Text Classification
Hi there!
I have tried to find something which would help me on this forum but couldn't. Hopefully, someone will answer me and I would be able to solve the issue.
Let me first a bit describe the task. I have 2 datasets, which contain 2 columns: sentence and label. There are 2 possible labels - true or false. I also have 3 dictionaries of phrases (they can be unigrams, bigram, 3-grams,...).
What I want to do:
1) To train SVM classifier on dataset1 and test it on the same dataset (I did it sucessfully with cross-validation).
2) To train SVM classifier on dataset2 and apply the model on dataset1.
3) Use dictionary of phrases as features to dataset1.
My questions:
1) As far as I understand, if I want to train model on one dataset and test it on another, I have to use the same set of features. So I am trying to use the operator "Process documents from data" with the same staff inside (tokenizer, stemming, filtering out stopwords,...) than I take the wordlist of dataset2 and trying to add it as an input to the next "Process documents from data" as a wordlist.
But while running I get this error message:
In WikiTraining I have 10000 sentences, in debates 2000.
But I don't get the problem. Can someone please explain me and how can I avoid it?
2) How can I use separate CSV-files with phrases (let's call it dictionaries) as my features in a dataset? Let's say that my dictionary contains only triggers, which says that this sentence is of class TRUE. How can I do that?
Thank you in advance!
Best Answer
-
Thomas_Ott RapidMiner Certified Analyst, RapidMiner Certified Expert, Member Posts: 1,761 Unicorn
Ok let me understand a bit better here. Do you want to train a model on those sentences? So you would have a data set with an attribute column of "in a new direction" or "this is terrible" and have the corresponding label "positive" and "negative" respectively associated with it? If yes, you might want to change the parameter on the tokenizer from non-letters to liguistic sentences, and try again.
If not, and you want it to be part of a dictionary, you should use the approach that Martin took here: http://community.rapidminer.com/t5/RapidMiner-Studio-Knowledge-Base/How-to-Build-a-Dictionary-Based-Sentiment-Model-in-RapidMiner/ta-p/36067
What you would have to do is put them into a CSV file and delimit using a comma or something.
2
Answers
Thank you Thomas_Ott!
I even didn't take into consideration that it can cause a problem but sure! Thank you!

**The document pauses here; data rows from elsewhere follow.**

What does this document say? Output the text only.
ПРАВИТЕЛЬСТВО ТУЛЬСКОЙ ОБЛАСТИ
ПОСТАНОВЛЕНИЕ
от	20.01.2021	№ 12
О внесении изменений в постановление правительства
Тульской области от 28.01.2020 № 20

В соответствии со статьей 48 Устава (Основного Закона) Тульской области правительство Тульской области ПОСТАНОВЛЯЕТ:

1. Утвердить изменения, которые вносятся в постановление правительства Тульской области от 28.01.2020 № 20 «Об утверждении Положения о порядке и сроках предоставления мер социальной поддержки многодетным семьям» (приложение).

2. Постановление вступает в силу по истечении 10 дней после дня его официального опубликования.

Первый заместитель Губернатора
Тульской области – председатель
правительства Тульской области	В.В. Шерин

And can anyone give any advice regarding the second question?
Couldn't find anything helpful. Only information about using existing dictionaries and most of the adviced are based on installing the extension for a specific dictionary.

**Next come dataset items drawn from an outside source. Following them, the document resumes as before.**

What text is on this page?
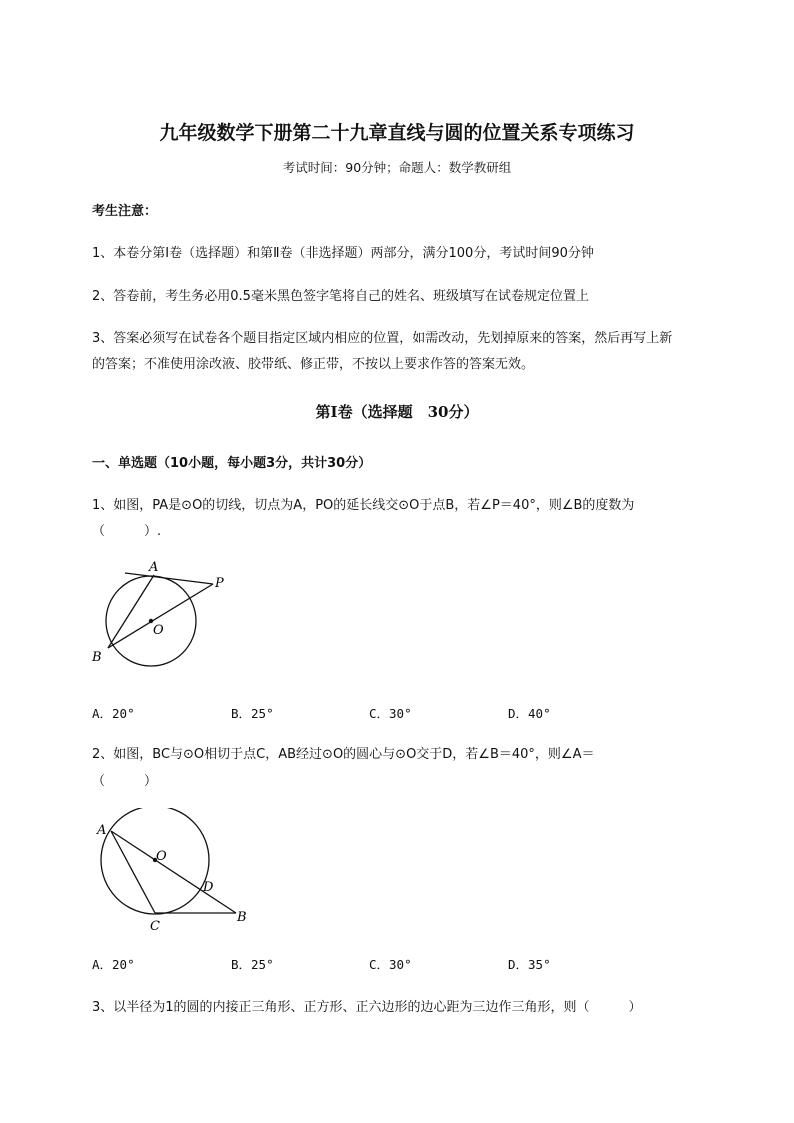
九年级数学下册第二十九章直线与圆的位置关系专项练习
考试时间：90分钟；命题人：数学教研组
考生注意：
1、本卷分第I卷（选择题）和第Ⅱ卷（非选择题）两部分，满分100分，考试时间90分钟
2、答卷前，考生务必用0.5毫米黑色签字笔将自己的姓名、班级填写在试卷规定位置上
3、答案必须写在试卷各个题目指定区域内相应的位置，如需改动，先划掉原来的答案，然后再写上新
的答案；不准使用涂改液、胶带纸、修正带，不按以上要求作答的答案无效。
第I卷（选择题　30分）
一、单选题（10小题，每小题3分，共计30分）
1、如图，PA是⊙O的切线，切点为A，PO的延长线交⊙O于点B，若∠P＝40°，则∠B的度数为
（　　　）.
A
P
O
B
A．20°	B．25°	C．30°	D．40°
2、如图，BC与⊙O相切于点C，AB经过⊙O的圆心与⊙O交于D，若∠B＝40°，则∠A＝
（　　　）
A
O
D
B
C
A．20°	B．25°	C．30°	D．35°
3、以半径为1的圆的内接正三角形、正方形、正六边形的边心距为三边作三角形，则（　　　）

Does anyone else have some advices or links? Not asking for solutions.
The Wordnet extension (free in the Marketplace) has an operator that allows you to use a custom sentiment dictionary in the SentiWordnet format. See that extension for more details.
Lindon Ventures
Data Science Consulting from Certified RapidMiner Experts
Thank you for your reply.
One last question.
The WordNet dictionary is basically... a dictionary where 1 observation is 1 word.
What I need is a bit different — I want to see let's say "some experts", "in a new direction", "some challenges". So 2 or more words as one observation.
So as a result I want to see that each feature of my SVM classifier would be presented as these phrases in brackets above.
Do you have any hint/idea on it as well?
Haven't tried yet your proposal but it sound like what I have been looking for!
Thank you very much!